アメリカンチェリーは赤ワインでコンポートに。
カカオのクランブル。エルダーフラワーの香りを付けた生クリーム。

■ルワンダのエスプレッソとお茶菓子

珍しいルワンダのエスプレッソに、ラベンダーのマカロン。
マカロンの周りにはフェンネルシードを散らして。


【テーブルウェア】

カトラリはクチポール、クリストフル。グラスはシュピゲラウ、リーデル。
プレートは全て磁器。カップとソーサーはピリビッツ。
肉料理にはフォルジュ ドゥ ライヨール。赤ハンドルが、店内で目を引く紫とよく合う。

【サービス】

サービスの態度は少し硬いが、真摯で良心的。

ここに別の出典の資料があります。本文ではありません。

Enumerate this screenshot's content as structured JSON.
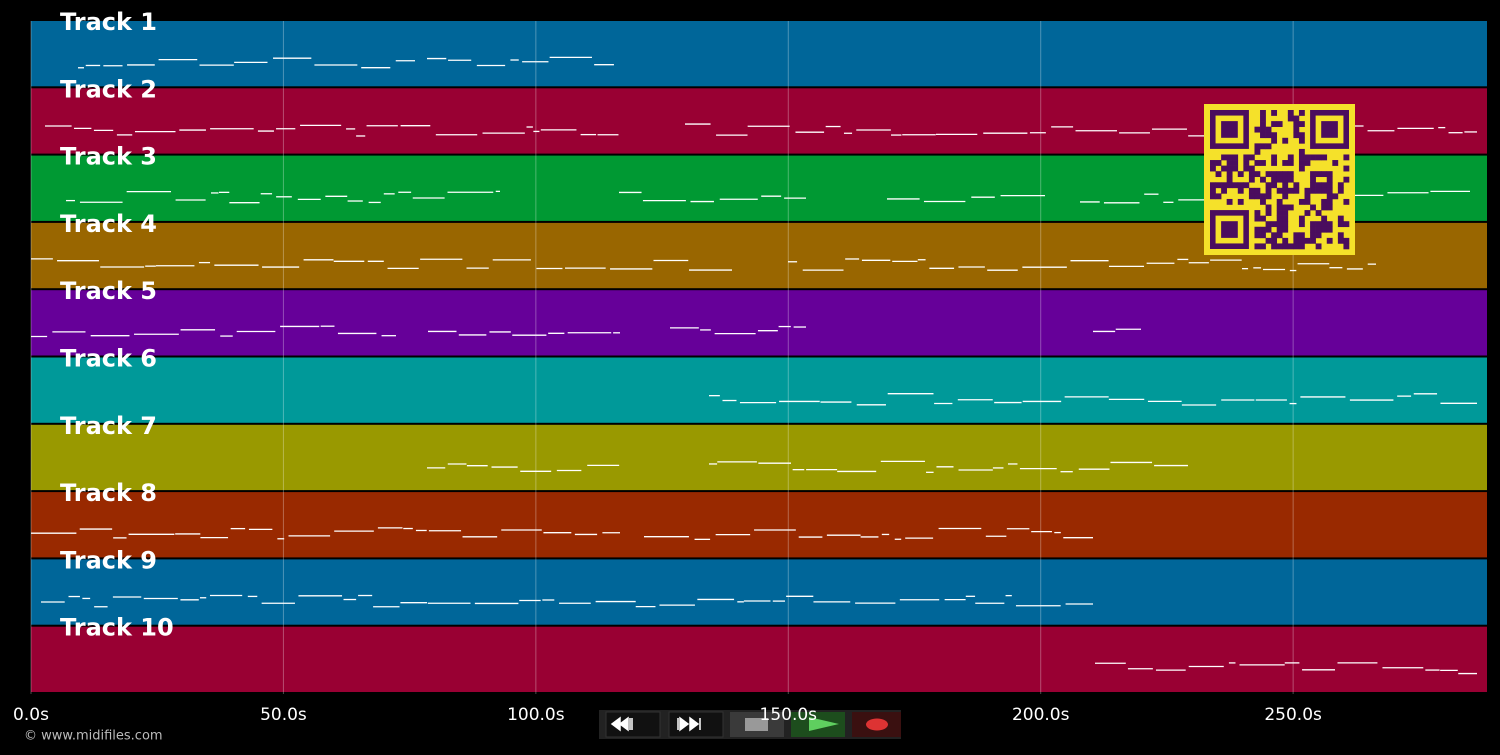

ミネラルウォーターの注ぎ足しも早い。
コースの流れは早い。説明もほぼ完璧で、質問にもしっかりと回答。
シェフも最後に挨拶に来てくれる。

【コメント】

コンテンポラリーだが、コテコテの分子ガストロミーではない。
見た目も味も、意外性を楽しめるのがよい。目の前でのアクションは多くないが、それでもドキドキさせられる。
味はクラシックではなく、抽象的でも独りよがりでもない。
ポップで品があり、一口一口に想いを感じられる、他にはないポジショニングのフレンチ

【メモ】

■お土産

錬金術師ということで、フィナンシェ3種を。
フワンボワーズ、ヘーゼルナッツ、そば。
いずれとも、しっとりとして香り高く。